Haiti's hunger woes compounded by the unforgiving force of four hurricanes
The poorest country in the Western Hemisphere, already reeling from the food crisis, is slammed by floods from Hurricanes Fay, Gustav, Hanna, and Ike.
By Jasmine Vendredi and Peter Warski, World Vision Communications
Fanny, 15, doesn't exert any energy during her short breaks at school. She needs to save it up to focus on her studies during class — a hard thing to do when her stomach has been empty for several days. Even during the lessons at school, her concern is focused mainly on whether there will be food in her house when she gets home. The prospects are usually grim: Her father earns a meager $20 per month, barely enough to provide a few days' worth of food for Fanny's seven-member family during that period of time.
Fanny's story is sadly reflective of a harsh reality facing most Haitian children — their families simply don't have the economic resources necessary to cover the rapidly rising cost of food. Following flooding from four powerful hurricanes there, however, the hunger situation is quickly devolving from bad to unbearable.
Adding insult to injury
"The only good news here is that Hurricane Ike's path was far enough north that Haiti did not take another direct hit," said Wesley Charles, World Vision's national director in Haiti, speaking of the fourth storm to strike the island country in less than a month. "But the rains from Ike have made it even more difficult for aid workers to get into some of the worst flooded areas. People are becoming increasingly desperate."

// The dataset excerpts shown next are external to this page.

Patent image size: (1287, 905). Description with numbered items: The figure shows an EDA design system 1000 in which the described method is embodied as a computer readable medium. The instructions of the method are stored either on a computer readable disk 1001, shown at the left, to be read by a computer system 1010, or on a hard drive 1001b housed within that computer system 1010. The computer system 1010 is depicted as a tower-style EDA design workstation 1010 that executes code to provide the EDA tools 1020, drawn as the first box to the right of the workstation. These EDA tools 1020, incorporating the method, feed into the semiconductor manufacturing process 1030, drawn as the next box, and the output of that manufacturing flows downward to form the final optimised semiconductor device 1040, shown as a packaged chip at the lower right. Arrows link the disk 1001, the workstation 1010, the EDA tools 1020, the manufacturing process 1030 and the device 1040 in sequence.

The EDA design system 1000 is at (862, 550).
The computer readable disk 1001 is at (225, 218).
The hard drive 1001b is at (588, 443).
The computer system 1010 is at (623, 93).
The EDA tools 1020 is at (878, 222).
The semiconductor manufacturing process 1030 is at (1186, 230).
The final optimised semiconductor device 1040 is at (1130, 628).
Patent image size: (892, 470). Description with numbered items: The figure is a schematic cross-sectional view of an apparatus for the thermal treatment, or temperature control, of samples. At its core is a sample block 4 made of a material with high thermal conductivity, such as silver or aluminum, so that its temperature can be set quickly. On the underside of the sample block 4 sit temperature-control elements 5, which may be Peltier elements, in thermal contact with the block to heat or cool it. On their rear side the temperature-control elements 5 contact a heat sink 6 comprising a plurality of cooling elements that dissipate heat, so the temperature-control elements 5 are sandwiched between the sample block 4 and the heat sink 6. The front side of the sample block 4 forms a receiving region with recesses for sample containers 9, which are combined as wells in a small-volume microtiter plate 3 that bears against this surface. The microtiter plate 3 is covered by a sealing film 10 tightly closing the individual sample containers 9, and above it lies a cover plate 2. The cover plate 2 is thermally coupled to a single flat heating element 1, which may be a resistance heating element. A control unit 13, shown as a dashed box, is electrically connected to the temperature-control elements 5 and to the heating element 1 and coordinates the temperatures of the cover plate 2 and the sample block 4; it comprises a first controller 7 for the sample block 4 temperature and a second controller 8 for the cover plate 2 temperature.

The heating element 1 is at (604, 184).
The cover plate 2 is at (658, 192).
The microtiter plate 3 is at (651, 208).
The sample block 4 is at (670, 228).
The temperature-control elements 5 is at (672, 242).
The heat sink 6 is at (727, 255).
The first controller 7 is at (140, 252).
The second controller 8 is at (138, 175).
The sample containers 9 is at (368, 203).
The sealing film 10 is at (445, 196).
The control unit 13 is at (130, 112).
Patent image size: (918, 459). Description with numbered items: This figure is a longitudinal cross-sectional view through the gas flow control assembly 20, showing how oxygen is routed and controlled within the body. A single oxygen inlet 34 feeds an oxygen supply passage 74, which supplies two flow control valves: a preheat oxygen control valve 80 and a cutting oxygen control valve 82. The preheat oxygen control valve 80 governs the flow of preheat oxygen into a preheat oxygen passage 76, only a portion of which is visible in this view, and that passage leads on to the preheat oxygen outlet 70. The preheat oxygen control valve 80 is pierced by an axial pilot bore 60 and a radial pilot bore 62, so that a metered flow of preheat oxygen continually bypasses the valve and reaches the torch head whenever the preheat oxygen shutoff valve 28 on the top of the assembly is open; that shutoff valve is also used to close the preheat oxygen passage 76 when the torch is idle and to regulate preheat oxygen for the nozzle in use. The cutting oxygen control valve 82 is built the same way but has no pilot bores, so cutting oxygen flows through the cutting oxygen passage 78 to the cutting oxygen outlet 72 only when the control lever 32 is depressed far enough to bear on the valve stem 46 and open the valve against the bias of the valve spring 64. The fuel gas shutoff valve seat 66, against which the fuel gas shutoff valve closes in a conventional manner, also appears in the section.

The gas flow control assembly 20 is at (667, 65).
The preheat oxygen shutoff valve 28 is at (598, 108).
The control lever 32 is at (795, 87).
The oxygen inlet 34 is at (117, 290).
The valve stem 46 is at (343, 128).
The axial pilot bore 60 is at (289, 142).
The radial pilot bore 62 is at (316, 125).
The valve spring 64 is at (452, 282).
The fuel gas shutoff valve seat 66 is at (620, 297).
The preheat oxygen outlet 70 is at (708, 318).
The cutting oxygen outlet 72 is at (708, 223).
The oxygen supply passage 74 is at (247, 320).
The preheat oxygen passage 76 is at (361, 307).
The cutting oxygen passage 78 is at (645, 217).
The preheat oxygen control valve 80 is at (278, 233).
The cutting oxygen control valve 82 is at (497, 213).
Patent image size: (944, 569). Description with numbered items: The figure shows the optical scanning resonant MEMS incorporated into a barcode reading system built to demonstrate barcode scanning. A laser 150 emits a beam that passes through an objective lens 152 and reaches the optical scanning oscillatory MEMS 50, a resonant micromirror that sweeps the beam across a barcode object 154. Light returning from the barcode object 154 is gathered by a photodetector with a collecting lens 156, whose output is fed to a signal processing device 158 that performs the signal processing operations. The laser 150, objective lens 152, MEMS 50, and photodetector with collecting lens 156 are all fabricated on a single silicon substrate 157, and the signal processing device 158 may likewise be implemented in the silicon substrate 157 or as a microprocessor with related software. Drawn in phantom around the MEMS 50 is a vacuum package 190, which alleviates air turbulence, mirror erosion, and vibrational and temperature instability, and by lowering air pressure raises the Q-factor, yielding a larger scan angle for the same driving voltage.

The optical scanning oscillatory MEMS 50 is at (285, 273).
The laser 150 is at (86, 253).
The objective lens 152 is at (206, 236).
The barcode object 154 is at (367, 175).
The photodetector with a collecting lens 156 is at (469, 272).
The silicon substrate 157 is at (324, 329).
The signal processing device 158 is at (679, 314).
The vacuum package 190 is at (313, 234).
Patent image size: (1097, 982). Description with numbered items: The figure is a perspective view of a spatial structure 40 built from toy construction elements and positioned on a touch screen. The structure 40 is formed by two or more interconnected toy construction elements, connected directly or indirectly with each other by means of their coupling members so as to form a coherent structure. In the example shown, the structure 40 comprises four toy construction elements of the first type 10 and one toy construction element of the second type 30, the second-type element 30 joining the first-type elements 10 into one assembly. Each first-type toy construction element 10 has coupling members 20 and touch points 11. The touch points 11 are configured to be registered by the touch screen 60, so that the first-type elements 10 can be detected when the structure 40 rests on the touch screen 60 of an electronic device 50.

According to reports, some 10,000 people were crammed into 115 shelters in the beleaguered city of Gonaive following the passage of Ike, and only 10 of those shelters had food. In the region of Jean Denis, dirty floodwater worsened the situation for desperate families.
"Children played in the filthy water," said Steve Matthews, World Vision's emergency communications manager. "Women were washing clothes and dishes in overflowing streams. The farmland was absolutely drenched. Everything has become waterlogged, making it nearly impossible to cook, even for those who were able to salvage some of their rice."
Food crisis intensified
Even before the flooding, a stable food supply was out of reach to most Haitian families, like Fanny's. Spiraling global food prices — caused by a variety of factors, including fuel costs — have dealt devastation to this poorest country in the Western Hemisphere, where many live on less than $2 per day. World Vision staff members there have worked tirelessly to save children teetering on the brink of starvation.
But the four recent hurricanes have delivered a near-knockout punch. "Bread is scarce and will soon be gone, and much of people's stored brown rice got wet when Hurricane Hanna went by," explained World Vision relief coordinator Elvire Douglas.
In partnership with other humanitarian agencies, World Vision is scaling up its relief efforts in Haiti following the flooding. The top priority is to reach affected families cut off by the hurricane damage and deliver emergency food aid and supplies to those who need it most. But additional resources are needed to effectively respond to such a critical situation.
Meanwhile, for children like Fanny across Haiti, the clock is ticking. Her exhaustion and physical harm at the hands of malnutrition are observable in her appearance.
"When we don't have the money to buy food, we just take a bath and go to bed, expecting what the following morning will bring," said Evana, Fanny's mother, who struggles to explain the problems facing her five children and husband. They're issues similar to what she faced as a child.
Certainly, Evana is one mother who doesn't want her children to face the same hardships as adults that she has. With conditions in Haiti as they are these days, she is likely one parent among many sharing that sentiment.